In 2011 at Art Basel Miami, Miru Kim lived for 104 hours alongside a drove of pigs. She slept and ate alongside them, her naked flesh blending with theirs. Kim lived and rolled around in the dirt, lying next to the pigs and eating with them during mealtimes. According to Kim, “They will lead a very happy life and are already better off than when we found them.” But after the exhibition? Kim said: “We are looking to place them as pets with a family or at a community farm.” Kim and the pigs become part of the same unfolding eco-system whereby her communal living situation seeks to subvert the traditional hierarchies of man and beast, as well as the apparent destiny of these farm animals. Her presence in the glass pigpen is a process of unframing: her proximity to these pigs ruptures the established and often anthropocentric relationship between animals and humans.
We cannot simply argue that the inclusion of animals in contemporary art is always morally wrong.

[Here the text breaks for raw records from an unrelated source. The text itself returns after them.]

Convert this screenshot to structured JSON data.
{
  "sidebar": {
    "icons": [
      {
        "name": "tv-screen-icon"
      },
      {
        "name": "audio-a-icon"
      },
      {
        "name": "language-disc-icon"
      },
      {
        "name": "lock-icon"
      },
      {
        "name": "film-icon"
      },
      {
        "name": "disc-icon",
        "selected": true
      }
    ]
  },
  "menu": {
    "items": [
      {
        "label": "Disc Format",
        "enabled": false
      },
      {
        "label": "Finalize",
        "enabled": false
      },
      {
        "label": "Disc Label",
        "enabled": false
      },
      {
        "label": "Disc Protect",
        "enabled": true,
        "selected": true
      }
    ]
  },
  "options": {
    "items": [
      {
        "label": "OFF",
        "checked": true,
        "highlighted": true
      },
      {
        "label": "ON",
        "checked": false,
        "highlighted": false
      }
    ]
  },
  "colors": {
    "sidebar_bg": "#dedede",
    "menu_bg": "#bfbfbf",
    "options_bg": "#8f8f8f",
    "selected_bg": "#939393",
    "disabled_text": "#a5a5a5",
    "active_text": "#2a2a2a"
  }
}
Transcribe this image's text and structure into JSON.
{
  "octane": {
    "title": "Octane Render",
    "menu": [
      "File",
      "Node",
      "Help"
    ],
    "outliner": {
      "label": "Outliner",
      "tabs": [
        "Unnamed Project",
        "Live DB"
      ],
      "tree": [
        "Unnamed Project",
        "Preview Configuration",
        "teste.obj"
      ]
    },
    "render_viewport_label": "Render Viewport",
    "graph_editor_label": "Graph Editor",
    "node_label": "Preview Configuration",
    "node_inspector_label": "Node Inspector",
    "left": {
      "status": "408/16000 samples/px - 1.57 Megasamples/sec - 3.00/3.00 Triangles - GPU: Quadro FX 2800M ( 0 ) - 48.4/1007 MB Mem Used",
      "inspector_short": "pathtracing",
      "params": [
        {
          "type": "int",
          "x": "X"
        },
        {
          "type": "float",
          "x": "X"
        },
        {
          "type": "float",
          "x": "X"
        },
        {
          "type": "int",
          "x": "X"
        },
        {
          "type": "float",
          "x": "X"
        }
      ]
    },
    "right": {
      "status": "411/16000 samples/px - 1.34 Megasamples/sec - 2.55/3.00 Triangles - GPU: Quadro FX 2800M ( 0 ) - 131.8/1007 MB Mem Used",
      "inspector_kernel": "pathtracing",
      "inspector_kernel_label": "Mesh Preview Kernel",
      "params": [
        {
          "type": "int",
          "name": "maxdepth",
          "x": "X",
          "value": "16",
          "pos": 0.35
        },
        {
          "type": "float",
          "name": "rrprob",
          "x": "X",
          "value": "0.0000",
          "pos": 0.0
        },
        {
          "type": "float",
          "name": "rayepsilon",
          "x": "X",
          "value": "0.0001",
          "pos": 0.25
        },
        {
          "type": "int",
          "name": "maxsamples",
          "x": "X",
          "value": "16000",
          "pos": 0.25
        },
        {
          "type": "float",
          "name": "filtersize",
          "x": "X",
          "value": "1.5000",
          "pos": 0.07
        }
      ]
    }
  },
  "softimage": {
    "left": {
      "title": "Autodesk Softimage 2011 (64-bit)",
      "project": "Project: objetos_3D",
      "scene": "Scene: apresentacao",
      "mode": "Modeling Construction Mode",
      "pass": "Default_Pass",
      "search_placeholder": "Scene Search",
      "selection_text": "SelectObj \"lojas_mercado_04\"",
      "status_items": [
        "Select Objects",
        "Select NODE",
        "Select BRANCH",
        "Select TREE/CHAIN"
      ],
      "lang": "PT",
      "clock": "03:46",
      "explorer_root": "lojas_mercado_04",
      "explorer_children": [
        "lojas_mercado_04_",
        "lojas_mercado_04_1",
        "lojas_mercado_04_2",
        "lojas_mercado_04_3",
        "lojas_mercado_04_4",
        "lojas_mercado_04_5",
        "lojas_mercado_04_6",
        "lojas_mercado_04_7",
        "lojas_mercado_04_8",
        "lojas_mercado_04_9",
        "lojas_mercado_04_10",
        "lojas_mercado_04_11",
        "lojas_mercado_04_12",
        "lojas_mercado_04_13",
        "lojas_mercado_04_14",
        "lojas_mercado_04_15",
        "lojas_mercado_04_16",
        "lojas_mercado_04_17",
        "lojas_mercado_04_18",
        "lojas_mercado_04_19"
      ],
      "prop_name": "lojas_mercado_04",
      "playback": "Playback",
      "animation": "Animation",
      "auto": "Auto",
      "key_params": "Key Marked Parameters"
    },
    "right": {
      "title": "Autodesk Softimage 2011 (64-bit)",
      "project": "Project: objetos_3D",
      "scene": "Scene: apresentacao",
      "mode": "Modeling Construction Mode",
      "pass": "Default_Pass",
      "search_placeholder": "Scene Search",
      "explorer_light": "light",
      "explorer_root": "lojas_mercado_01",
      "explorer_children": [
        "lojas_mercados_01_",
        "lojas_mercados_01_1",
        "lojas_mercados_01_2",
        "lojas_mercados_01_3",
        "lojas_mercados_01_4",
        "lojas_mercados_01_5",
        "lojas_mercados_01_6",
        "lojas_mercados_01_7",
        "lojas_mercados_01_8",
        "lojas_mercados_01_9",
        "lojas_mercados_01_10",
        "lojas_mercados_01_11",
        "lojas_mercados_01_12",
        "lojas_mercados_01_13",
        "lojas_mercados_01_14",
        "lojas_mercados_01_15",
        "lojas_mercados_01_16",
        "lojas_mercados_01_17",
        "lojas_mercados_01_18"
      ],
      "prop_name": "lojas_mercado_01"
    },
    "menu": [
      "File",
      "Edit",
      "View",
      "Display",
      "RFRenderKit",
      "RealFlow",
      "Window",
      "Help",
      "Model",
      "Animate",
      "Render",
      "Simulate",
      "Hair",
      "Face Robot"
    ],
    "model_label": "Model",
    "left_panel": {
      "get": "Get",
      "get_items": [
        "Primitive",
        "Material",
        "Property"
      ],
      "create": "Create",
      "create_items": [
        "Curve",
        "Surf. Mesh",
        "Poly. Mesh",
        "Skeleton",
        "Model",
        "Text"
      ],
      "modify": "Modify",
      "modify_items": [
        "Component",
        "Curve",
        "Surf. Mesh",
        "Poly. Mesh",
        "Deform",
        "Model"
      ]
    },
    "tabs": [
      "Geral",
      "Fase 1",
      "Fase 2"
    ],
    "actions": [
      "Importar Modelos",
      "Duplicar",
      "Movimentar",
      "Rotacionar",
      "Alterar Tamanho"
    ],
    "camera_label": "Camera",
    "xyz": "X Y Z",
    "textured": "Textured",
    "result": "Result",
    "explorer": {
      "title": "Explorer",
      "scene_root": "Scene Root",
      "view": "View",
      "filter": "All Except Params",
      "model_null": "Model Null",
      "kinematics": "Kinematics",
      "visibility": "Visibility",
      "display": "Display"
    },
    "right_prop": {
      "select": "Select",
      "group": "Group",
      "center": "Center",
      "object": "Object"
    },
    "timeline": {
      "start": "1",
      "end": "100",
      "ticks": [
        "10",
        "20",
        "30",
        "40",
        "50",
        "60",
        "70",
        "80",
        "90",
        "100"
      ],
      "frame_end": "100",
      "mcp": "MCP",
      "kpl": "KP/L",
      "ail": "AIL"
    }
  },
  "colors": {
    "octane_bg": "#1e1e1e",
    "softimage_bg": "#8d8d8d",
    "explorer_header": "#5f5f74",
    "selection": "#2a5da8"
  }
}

To consider it as fundamentally wrong in many ways reinforces an anthropocentric dominance inherent to the established essentialist structures that currently define the boundaries between animals and humans. If carried out in the right way, the presence and inclusion of animals can help to decentre this anthropocentric dominance and allow us to question the salient, essentialist lines between animals and humans, which in turn allows us to extend our understanding of stable embodied human and non-human existences. Lying next to the body of a pig, the “human” body can become a prosthesis, a malleable skein of flesh that we can perhaps learn how to manipulate and control in new and alternative ways: the inclusion of animals allows us to consider what it might mean to exist beyond the human.

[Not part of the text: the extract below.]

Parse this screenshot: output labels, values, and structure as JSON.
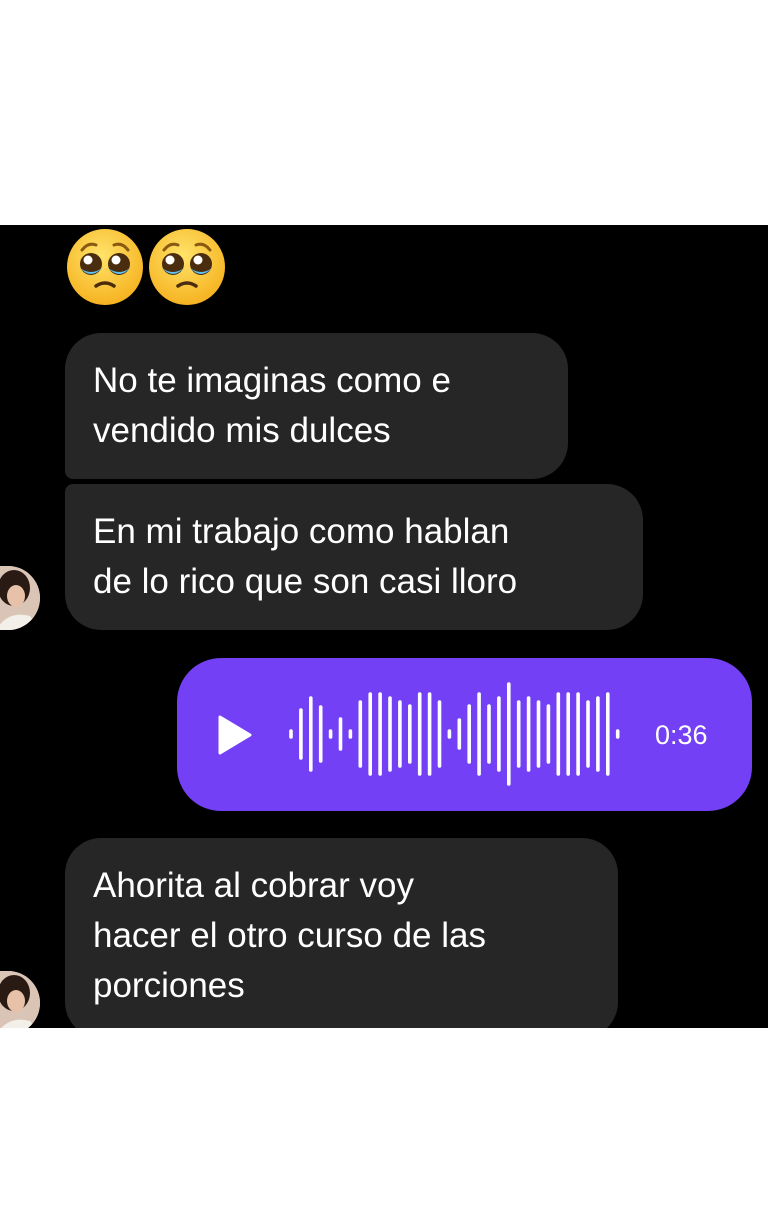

Despite this, sometimes it is precisely because we are human that we can justify using animals for the meta-ethical value of art—it is the anthropocentric privilege of being human that allows us to decide what is right and what is wrong: we ventriloquize human concerns and preoccupations. Pushing the boundaries of the nature/culture divide is undeniably important, but one can’t help but wonder: what do these animals make of their participation within the artworks of Hirst, Huyghe, Kim and others? In the 1970s Gino De Dominicis organized an exhibition that only animals could attend. We will never know what was in the show: De Dominicis succeeded in subverting the anthropocentric gaze of the art world. So often, it is clear that humans have the privilege of using animals to represent and portray their ethical, philosophical and aesthetic dilemmas. But as Massimiliano Gioni rightly argues: “unfortunately, we will never know how animals depict and imagine us.”